On Jan. 21, the 3rd Court of Appeals returned to district court the state’s $117.5 million settlement with Farmers Insurance, negotiated on behalf of overcharged policyholders, ruling that Attorney General Greg Abbott‘s office was wrong to assume that he could directly represent consumers in the dispute with the company. Former AG John Cornyn undertook the negotiation based on the premise that the AG’s office could be considered a representative member of the class action suit because the office represents all Texas residents. Last year a group of Farmers policyholders filed suit to block the settlement, claiming that it contained inadequate redress and that Abbott’s office did not have the right to negotiate on their behalf. On Friday, the 3rd Court agreed, sending the settlement back to district court – effectively rejecting the entire settlement since there is now no legal class of consumers who can collect damages.
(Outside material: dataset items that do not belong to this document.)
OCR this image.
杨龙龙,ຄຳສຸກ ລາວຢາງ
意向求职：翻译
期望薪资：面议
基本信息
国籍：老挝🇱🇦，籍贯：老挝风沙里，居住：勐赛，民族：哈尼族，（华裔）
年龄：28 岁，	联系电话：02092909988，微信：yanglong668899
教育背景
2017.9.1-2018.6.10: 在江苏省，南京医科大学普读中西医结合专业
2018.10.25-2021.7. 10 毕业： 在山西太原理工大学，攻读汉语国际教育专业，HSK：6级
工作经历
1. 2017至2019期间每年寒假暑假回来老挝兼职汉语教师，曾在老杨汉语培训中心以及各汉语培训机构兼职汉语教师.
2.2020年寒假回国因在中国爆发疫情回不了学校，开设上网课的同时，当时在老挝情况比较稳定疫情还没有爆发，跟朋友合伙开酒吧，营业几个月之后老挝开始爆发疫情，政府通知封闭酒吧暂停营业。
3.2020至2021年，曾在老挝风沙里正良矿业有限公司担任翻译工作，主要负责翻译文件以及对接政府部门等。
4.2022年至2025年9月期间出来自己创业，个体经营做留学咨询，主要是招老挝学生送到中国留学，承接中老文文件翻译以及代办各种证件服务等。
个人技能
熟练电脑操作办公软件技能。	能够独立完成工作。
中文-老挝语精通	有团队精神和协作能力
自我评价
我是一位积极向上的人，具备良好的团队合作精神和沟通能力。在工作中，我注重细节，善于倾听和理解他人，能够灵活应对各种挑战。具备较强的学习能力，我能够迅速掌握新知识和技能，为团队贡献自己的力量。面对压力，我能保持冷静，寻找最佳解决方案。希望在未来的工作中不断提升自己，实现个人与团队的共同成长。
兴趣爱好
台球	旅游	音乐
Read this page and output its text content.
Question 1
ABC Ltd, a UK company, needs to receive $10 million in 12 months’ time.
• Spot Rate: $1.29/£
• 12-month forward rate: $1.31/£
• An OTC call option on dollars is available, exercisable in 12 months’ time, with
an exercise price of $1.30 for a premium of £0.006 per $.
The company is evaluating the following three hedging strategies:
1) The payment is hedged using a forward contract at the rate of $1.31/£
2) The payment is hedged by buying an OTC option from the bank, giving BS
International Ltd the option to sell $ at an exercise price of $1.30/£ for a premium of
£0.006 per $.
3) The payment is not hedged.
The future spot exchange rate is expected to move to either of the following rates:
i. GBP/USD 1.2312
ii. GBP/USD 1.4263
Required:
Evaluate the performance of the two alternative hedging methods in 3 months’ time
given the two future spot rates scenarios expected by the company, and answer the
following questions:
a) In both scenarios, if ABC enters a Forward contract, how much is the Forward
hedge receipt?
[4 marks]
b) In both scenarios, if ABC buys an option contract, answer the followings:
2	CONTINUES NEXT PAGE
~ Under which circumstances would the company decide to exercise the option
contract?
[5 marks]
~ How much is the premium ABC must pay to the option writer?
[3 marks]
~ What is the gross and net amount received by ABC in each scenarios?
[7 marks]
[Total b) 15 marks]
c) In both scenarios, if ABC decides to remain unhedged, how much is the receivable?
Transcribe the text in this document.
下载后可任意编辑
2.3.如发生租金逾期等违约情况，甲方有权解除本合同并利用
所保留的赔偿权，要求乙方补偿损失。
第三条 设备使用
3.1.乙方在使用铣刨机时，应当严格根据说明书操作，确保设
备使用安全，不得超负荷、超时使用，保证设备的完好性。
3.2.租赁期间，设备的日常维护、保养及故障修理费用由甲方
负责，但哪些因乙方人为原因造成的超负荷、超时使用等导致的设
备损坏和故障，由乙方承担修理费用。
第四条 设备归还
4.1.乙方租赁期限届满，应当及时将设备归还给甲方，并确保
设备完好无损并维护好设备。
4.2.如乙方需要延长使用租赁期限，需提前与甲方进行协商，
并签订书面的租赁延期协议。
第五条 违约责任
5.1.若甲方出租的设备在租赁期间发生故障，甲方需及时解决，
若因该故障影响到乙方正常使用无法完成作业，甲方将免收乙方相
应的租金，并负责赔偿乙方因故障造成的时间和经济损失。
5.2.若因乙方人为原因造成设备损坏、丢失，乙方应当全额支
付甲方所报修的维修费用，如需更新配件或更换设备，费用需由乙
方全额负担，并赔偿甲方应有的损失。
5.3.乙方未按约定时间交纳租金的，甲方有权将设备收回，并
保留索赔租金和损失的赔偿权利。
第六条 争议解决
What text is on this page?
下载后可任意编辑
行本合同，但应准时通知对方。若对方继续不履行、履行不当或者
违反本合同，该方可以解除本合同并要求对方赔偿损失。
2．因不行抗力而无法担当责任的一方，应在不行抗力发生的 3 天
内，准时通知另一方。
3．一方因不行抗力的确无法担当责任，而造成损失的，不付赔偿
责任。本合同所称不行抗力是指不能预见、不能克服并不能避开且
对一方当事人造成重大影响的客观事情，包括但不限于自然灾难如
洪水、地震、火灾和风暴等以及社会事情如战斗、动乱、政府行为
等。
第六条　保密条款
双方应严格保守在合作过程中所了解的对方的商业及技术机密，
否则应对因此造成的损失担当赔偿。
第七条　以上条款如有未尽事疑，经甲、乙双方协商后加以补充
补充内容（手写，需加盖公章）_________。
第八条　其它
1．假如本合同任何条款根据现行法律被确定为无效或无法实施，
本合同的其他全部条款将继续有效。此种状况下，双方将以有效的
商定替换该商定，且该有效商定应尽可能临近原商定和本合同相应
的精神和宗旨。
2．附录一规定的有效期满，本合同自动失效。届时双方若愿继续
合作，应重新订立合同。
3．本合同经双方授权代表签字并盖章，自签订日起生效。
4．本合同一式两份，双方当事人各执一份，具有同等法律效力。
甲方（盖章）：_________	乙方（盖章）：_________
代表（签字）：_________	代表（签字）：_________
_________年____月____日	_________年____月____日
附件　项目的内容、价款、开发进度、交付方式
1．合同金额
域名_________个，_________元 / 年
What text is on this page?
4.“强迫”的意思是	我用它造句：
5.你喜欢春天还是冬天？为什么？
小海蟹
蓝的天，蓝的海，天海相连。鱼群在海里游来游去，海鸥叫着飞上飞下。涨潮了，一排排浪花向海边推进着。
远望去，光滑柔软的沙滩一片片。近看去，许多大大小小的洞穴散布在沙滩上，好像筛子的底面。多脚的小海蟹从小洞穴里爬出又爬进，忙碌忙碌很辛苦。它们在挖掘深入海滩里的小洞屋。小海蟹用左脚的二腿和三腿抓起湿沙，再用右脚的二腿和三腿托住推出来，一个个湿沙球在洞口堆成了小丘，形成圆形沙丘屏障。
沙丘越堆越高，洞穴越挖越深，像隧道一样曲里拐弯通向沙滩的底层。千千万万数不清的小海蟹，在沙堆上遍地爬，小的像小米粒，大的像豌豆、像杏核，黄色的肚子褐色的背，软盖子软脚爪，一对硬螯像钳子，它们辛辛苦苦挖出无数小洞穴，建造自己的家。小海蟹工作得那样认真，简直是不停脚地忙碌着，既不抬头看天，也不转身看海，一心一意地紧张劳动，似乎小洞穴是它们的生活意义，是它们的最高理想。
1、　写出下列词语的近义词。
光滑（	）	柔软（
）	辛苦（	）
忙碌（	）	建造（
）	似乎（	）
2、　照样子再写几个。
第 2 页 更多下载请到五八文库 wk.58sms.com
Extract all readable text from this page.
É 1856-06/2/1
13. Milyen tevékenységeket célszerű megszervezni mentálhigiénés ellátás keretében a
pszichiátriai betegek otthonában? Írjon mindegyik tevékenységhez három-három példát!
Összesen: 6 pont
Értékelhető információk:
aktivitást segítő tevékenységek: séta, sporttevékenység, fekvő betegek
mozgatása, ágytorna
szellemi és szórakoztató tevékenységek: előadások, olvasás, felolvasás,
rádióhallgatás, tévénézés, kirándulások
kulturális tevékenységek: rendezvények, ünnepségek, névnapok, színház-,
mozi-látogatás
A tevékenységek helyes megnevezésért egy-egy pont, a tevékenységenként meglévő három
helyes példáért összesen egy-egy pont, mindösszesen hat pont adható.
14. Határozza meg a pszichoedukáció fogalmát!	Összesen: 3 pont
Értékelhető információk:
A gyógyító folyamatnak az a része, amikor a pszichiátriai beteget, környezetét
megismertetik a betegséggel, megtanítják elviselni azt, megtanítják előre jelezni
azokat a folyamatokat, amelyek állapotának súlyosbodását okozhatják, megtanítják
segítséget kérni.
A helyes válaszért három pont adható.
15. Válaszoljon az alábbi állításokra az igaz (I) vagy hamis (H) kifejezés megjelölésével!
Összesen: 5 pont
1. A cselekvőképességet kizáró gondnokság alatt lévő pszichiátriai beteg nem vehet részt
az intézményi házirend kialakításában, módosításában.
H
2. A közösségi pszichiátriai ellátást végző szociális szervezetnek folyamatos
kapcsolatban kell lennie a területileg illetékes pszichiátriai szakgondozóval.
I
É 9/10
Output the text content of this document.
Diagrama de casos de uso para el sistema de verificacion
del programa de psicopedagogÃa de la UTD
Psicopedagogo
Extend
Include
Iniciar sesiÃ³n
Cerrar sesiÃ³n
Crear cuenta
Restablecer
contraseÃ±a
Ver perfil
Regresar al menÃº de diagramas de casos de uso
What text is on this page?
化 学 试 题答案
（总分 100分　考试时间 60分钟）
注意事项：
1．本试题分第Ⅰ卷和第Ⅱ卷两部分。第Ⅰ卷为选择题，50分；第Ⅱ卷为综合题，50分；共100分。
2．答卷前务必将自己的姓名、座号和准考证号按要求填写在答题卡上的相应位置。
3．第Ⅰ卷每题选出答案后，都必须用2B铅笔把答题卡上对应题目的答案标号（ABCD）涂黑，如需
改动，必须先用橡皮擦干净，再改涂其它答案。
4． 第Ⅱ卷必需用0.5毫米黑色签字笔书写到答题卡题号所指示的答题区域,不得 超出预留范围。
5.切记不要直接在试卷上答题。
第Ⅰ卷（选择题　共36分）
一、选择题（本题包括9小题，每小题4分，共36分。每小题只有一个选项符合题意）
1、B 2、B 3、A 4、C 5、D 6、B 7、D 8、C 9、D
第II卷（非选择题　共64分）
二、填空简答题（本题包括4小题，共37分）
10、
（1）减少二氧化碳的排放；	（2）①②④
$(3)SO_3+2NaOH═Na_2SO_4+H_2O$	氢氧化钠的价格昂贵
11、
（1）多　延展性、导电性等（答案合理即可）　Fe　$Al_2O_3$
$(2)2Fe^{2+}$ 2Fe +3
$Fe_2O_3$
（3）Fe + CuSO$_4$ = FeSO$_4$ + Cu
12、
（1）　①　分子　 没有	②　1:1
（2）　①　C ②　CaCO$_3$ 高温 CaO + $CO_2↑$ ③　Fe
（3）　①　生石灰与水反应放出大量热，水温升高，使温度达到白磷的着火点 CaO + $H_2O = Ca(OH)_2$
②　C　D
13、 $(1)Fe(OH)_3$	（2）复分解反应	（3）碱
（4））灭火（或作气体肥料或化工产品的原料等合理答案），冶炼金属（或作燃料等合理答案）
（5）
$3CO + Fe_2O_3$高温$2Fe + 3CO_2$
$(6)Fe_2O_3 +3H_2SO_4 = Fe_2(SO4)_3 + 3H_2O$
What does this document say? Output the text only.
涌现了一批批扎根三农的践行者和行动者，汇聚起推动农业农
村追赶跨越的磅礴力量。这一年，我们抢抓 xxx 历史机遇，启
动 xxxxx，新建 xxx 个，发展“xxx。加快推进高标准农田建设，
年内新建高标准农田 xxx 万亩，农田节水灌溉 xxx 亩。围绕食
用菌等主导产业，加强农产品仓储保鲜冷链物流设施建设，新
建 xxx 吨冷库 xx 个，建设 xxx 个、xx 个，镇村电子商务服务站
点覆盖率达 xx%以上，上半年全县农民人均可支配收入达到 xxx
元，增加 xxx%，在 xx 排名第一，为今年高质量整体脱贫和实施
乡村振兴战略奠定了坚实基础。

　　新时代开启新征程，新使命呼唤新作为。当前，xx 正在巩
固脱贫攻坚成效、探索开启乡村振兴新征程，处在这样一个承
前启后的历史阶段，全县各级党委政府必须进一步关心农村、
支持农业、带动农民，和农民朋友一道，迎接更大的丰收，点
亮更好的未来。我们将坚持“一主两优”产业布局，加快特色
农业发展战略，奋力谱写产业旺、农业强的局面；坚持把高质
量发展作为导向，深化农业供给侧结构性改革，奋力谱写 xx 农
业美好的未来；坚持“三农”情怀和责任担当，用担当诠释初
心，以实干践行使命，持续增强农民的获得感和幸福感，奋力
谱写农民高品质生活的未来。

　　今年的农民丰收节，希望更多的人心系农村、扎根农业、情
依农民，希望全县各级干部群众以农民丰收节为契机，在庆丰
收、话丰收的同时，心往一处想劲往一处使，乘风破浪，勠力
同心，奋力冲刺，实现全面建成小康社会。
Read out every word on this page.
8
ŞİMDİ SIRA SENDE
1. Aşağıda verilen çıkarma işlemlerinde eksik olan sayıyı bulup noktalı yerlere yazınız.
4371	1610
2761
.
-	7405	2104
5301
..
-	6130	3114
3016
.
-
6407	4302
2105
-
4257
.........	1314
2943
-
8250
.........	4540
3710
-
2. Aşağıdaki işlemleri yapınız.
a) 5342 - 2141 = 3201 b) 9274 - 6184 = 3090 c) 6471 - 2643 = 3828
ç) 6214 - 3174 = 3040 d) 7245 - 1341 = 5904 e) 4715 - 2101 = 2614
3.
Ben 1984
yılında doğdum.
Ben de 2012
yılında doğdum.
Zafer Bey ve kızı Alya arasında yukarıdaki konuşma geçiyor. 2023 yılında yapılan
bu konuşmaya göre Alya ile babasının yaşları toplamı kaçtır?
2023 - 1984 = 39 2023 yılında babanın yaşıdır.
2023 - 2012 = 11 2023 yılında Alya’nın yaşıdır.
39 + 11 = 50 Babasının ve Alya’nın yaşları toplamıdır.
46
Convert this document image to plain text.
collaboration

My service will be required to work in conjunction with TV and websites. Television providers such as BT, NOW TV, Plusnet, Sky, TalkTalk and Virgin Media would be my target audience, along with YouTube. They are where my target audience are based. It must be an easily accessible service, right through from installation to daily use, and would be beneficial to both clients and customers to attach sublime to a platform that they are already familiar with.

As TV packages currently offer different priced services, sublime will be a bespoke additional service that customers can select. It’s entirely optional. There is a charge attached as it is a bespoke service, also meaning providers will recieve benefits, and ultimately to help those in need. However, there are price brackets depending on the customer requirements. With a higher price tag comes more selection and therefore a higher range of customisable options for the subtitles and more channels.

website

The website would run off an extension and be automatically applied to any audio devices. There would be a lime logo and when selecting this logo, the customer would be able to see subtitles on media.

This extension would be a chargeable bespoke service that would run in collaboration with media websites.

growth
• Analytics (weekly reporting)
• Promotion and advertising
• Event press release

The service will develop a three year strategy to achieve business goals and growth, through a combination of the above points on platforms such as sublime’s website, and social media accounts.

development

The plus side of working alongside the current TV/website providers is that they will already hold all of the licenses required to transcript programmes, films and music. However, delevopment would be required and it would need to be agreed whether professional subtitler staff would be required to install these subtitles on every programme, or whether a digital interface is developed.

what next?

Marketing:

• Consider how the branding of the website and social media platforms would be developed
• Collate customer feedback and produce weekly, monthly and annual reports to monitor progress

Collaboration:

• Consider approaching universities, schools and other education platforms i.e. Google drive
Predictably, blame for the situation has shifted from the AG’s office to the plaintiffs (via their greedy trial attorneys): “A handful of class-action attorneys have derailed a settlement that would have greatly benefited Farmers policyholders,” Texas Department of Insurance spokesman Jim Hurley told the Associated Press. Plaintiffs’ attorney Joe Longley of Austin was undeterred. “They were settling this case on the cheap,” he said, since redress would be offered primarily “in the form of discounts on future premiums, and made you stay with the company that was supposed to be doing the harm.”